MVRoom: Layout-Conditioned Multi-View Diffusion

Updated 7 December 2025

MVRoom is a layout-conditioned multi-view diffusion pipeline that synthesizes controllable and photorealistic 3D indoor scenes.
It leverages a novel layout-aware epipolar attention mechanism and multi-layer spatial priors to ensure spatially coherent renderings across multiple views.
The system uses an iterative, recursive generation framework with depth-guided reprojection for precise scene assembly in VR/AR and design applications.

MVRoom is a two-stage, layout-conditioned, multi-view diffusion pipeline for controllable novel view synthesis (NVS) in 3D indoor scenes. It leverages a user-editable, coarse 3D layout and an initial style image to synthesize high-fidelity, multi-view-consistent scene renderings. MVRoom’s architecture is designed to address the challenges faced by prior text-to-3D and single-image NVS methods in generating spatially coherent multi-object scenes under explicit layout control. Central to its approach is a novel layout-aware epipolar attention mechanism and an iterative, recursive generation framework supporting variable scene complexity and object composition (Fang et al., 3 Dec 2025).
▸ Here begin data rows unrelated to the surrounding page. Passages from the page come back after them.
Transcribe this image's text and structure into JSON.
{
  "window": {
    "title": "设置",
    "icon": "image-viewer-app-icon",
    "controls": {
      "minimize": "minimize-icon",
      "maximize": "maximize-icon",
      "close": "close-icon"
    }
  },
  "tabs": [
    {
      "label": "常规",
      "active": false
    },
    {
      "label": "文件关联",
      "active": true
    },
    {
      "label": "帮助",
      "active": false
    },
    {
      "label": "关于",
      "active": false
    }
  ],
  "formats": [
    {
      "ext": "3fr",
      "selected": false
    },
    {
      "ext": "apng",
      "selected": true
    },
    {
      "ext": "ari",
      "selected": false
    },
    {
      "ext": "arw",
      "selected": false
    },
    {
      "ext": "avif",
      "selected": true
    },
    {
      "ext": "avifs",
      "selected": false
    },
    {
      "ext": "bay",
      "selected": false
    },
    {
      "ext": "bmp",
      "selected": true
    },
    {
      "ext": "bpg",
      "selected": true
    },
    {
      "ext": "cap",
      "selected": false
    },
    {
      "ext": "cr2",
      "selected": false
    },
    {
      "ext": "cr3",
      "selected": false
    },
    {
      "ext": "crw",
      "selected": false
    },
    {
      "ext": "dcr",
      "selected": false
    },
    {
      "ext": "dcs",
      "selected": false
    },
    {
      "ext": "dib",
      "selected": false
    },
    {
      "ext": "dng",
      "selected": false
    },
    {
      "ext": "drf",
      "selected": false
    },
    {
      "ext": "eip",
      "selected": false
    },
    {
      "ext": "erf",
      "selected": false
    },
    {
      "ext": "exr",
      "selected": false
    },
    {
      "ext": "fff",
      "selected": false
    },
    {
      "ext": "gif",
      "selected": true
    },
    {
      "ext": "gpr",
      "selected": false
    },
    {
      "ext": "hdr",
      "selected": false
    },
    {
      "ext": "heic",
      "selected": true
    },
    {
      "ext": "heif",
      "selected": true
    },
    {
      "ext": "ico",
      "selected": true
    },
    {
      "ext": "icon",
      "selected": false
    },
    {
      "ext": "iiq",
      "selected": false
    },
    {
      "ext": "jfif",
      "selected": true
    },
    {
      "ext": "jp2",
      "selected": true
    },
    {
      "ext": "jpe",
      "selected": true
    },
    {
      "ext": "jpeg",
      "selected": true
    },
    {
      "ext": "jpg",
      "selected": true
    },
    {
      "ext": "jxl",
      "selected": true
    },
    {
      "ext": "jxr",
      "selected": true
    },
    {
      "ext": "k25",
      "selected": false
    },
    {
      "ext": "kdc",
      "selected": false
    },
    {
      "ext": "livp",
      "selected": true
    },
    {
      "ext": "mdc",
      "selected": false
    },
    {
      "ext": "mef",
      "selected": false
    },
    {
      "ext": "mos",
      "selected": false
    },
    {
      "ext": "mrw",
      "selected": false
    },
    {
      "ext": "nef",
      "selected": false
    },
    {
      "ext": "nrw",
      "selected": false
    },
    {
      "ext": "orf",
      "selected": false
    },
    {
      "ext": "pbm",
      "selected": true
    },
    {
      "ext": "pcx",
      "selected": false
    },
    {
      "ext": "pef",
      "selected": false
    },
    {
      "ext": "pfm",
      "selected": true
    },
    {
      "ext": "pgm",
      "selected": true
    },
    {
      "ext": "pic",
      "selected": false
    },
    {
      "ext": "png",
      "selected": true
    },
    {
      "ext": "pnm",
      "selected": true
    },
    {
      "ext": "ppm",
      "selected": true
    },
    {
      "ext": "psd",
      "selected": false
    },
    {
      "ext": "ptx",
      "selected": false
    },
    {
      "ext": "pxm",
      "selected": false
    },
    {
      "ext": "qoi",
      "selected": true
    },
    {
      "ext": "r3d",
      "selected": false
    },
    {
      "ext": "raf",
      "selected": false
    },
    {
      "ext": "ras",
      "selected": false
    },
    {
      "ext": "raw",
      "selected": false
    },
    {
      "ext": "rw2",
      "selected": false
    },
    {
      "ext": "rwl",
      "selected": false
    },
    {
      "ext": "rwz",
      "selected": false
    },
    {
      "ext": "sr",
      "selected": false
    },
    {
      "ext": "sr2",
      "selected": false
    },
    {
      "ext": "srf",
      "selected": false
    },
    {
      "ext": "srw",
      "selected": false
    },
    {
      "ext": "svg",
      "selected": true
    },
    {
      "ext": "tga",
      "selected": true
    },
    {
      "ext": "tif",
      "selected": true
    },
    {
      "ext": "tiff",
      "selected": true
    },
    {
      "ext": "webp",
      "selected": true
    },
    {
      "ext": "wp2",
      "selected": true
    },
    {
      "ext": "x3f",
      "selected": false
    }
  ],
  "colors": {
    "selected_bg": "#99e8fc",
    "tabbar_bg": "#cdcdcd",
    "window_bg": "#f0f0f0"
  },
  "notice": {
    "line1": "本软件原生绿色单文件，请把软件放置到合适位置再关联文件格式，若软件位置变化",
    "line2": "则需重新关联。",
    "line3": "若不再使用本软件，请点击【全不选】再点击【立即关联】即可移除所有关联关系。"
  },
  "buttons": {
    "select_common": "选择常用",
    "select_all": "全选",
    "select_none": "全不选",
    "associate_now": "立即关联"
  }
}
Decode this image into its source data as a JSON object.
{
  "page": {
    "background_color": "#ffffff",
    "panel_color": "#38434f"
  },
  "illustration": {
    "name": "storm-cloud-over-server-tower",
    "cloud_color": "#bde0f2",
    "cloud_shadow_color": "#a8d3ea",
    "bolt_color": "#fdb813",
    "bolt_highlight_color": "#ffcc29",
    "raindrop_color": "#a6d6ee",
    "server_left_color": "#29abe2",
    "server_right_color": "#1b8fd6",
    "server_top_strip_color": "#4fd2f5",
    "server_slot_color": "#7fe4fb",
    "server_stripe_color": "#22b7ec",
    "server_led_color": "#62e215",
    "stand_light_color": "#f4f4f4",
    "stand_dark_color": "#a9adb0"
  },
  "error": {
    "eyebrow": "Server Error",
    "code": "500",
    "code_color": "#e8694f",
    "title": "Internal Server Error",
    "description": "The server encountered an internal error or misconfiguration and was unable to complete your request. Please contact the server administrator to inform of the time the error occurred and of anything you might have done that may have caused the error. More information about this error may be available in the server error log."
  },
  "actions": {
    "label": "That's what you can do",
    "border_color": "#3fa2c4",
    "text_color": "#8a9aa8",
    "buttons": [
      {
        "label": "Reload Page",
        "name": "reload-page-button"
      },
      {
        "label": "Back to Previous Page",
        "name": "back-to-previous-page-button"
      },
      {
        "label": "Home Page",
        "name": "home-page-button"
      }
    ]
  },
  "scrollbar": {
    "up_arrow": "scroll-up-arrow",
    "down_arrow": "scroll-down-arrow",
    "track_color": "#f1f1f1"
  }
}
1. Motivation and Problem Setting

Contemporary applications in augmented and virtual reality, gaming, and film production demand high-quality, 3D indoor scenes. Manual asset creation is inefficient, and while text-to-3D or single-image approaches perform well for isolated objects, they fail to ensure multi-view consistency and user-directed spatial control for full scenes. MVRoom directly addresses these limitations by conditioning a multi-view diffusion model on a coarse 3D layout containing oriented object bounding boxes and an initial style image. The core objective is the controllable generation of multiple, spatially consistent views that together describe an entire indoor scene, facilitating downstream scene editing and layout specification by end-users.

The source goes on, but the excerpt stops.